Sul tavolo l’ipotesi di allungare i tempi del Recovery

La corsa dei prezzi che si è scatenata in Europa dall’inizio dell’anno ha cambiato in modo radicale il contesto economico complessivo in cui era stato concepito il Recovery Fund. Gli investimenti previsti dai piani nazionali (Pnrr) sono diventati molto più costosi di quanto programmato inizialmente e più difficili da realizzare, anche a causa della rottura delle catene di approvvigionamento, della carenza di materie prime e dell’aumento dei costi per l’energia. Inoltre, la concentrazione in così poco tempo (entro il 2026) di investimenti così ingenti rischia di amplificare la spinta inflazionistica.
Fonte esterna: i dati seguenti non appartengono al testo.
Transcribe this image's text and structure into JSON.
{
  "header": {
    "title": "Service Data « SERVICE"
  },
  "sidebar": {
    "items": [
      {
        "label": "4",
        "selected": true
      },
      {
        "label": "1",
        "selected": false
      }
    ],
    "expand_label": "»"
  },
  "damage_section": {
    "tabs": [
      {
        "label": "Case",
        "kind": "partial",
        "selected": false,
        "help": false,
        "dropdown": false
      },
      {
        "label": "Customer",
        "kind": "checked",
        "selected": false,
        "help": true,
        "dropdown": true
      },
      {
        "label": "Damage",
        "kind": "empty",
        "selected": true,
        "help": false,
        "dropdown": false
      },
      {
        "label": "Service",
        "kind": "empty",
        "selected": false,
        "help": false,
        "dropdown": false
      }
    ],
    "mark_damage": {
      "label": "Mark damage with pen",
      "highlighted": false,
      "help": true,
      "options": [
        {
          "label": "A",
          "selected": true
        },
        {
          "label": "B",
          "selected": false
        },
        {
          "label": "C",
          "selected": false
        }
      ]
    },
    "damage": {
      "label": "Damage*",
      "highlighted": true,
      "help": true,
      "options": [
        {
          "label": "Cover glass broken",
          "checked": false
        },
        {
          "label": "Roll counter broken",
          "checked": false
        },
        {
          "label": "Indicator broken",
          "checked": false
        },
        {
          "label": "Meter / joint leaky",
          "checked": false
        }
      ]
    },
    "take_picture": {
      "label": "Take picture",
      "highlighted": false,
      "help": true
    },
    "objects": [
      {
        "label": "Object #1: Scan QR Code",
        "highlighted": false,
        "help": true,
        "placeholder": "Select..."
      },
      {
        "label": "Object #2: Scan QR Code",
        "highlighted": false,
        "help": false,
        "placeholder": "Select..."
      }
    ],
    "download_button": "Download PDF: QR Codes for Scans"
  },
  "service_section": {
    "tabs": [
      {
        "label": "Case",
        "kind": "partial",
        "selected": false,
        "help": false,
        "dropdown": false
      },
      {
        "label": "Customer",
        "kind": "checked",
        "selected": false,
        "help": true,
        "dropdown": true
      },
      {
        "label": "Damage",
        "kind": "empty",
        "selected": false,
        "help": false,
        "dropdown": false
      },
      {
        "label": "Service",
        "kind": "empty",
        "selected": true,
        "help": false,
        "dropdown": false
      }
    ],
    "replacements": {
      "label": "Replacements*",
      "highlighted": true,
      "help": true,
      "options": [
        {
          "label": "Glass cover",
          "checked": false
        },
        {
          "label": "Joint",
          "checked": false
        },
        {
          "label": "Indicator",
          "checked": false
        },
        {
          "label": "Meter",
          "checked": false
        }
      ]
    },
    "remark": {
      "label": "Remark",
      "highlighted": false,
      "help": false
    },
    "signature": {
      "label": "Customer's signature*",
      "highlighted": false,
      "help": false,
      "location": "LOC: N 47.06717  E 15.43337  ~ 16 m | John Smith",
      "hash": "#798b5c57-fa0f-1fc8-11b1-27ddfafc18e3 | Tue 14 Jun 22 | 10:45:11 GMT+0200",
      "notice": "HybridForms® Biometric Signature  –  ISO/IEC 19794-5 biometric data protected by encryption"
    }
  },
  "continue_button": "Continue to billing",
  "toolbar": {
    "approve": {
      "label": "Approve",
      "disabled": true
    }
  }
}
Con queste argomentazioni il Portogallo nelle scorse settimane ha chiesto alla Commissione europea un «aggiustamento dell’RRF all’attuale contesto economico».
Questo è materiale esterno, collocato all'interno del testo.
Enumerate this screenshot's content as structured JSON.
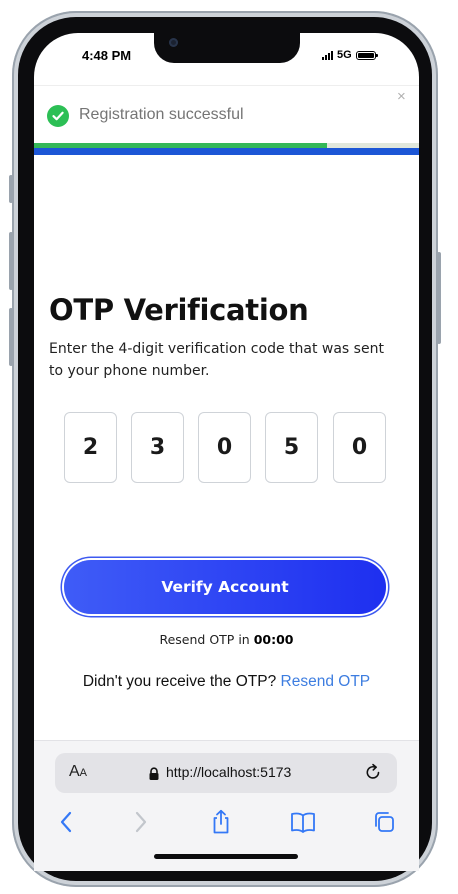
{
  "status_bar": {
    "time": "4:48 PM",
    "network": "5G"
  },
  "toast": {
    "message": "Registration successful",
    "close_glyph": "×",
    "progress_fraction": 0.76,
    "colors": {
      "success": "#2cbf55",
      "progress": "#34b858",
      "accent_bar": "#1c56d6"
    }
  },
  "page": {
    "title": "OTP Verification",
    "subtitle": "Enter the 4-digit verification code that was sent to your phone number."
  },
  "otp": {
    "digits": [
      "2",
      "3",
      "0",
      "5",
      "0"
    ]
  },
  "verify_button": {
    "label": "Verify Account"
  },
  "resend_timer": {
    "prefix": "Resend OTP in",
    "time": "00:00"
  },
  "not_received": {
    "question": "Didn't you receive the OTP?",
    "link": "Resend OTP"
  },
  "browser": {
    "text_size_big": "A",
    "text_size_small": "A",
    "url": "http://localhost:5173"
  },
  "icons": [
    "check-circle-icon",
    "close-icon",
    "lock-icon",
    "reload-icon",
    "back-icon",
    "forward-icon",
    "share-icon",
    "bookmarks-icon",
    "tabs-icon"
  ]
}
La richiesta è contenuta nella lettera che il governo di António Costa ha inviato a Bruxelles per indicare quelle che ritiene debbano essere le priorità nel programma di lavoro della Commissione nel 2023. La rimodulazione del Recovery è quasi in cima alla lista, dopo la riforma del Patto di Stabilità e l’interconnessione delle reti energetiche.

Va precisata subito una cosa: Lisbona non chiede di modificare i tempi delle riforme, milestones e target, ma solo di rendere flessibile la scadenza per la realizzazione della spesa, andando oltre il 2026.
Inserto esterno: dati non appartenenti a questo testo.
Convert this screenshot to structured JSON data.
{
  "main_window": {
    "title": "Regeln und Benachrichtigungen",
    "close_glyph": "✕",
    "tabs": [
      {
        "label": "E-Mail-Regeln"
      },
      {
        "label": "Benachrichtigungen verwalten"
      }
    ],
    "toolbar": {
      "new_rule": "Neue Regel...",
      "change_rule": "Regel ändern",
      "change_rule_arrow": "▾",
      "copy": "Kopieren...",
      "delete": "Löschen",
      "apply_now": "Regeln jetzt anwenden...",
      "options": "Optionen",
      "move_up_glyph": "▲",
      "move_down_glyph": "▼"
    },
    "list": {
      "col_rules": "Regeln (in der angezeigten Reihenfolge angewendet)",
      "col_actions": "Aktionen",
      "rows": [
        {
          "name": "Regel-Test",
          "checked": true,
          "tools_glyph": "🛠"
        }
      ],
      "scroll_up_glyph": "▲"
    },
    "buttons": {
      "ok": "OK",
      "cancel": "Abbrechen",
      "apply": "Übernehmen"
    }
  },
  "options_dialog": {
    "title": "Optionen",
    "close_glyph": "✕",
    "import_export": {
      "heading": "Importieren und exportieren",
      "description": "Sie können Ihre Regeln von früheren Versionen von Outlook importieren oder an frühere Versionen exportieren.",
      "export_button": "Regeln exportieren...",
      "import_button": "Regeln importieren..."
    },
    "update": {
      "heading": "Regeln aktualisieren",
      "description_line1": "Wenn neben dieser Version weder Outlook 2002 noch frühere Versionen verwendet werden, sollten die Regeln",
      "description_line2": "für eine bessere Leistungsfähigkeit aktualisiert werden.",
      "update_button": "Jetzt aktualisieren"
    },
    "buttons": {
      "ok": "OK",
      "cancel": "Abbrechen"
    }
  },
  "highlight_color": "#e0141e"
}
«Senza modificare la tabella di marcia fissata per le riforme previste nei Piani di ripresa e resilienza nazionali (Pnrr), né le milestones o gli obiettivi – si legge nel documento portoghese – il calendario per l’attuazione degli investimenti dovrebbe essere reso più flessibile, sia per quanto riguarda i ritmi di attuazione che per le relative scadenze per il completamento. Questo comporta implicitamente che gli investimenti finanziati dal Recovery (non le riforme) possano finire dopo il 2026». Secondo il governo portoghese, si tratta di una modifica «resa necessaria dalle nuove circostanze economiche, che non potevano essere prevedibili al momento dell’approvazione del Recovery».

Il tema è emerso per la prima volta pubblicamente a Praga, il 9 settembre scorso, in occasione del Consiglio Ecofin. A parlarne con i giornalisti era stato il ministro delle Finanze, Fernando Medina e, sempre in quella occasione, il commissario europeo agli Affari economici, Paolo Gentiloni, aveva definito la proposta «molto interessante». Ma poi era calata la sordina e nella conferenza stampa finale il presidente dell’Eurogruppo Paschal Donohoe si era limitato a sottolineare la necessità di evitare che la spesa pubblica, per quanto necessaria, finisca per alimentare l’inflazione.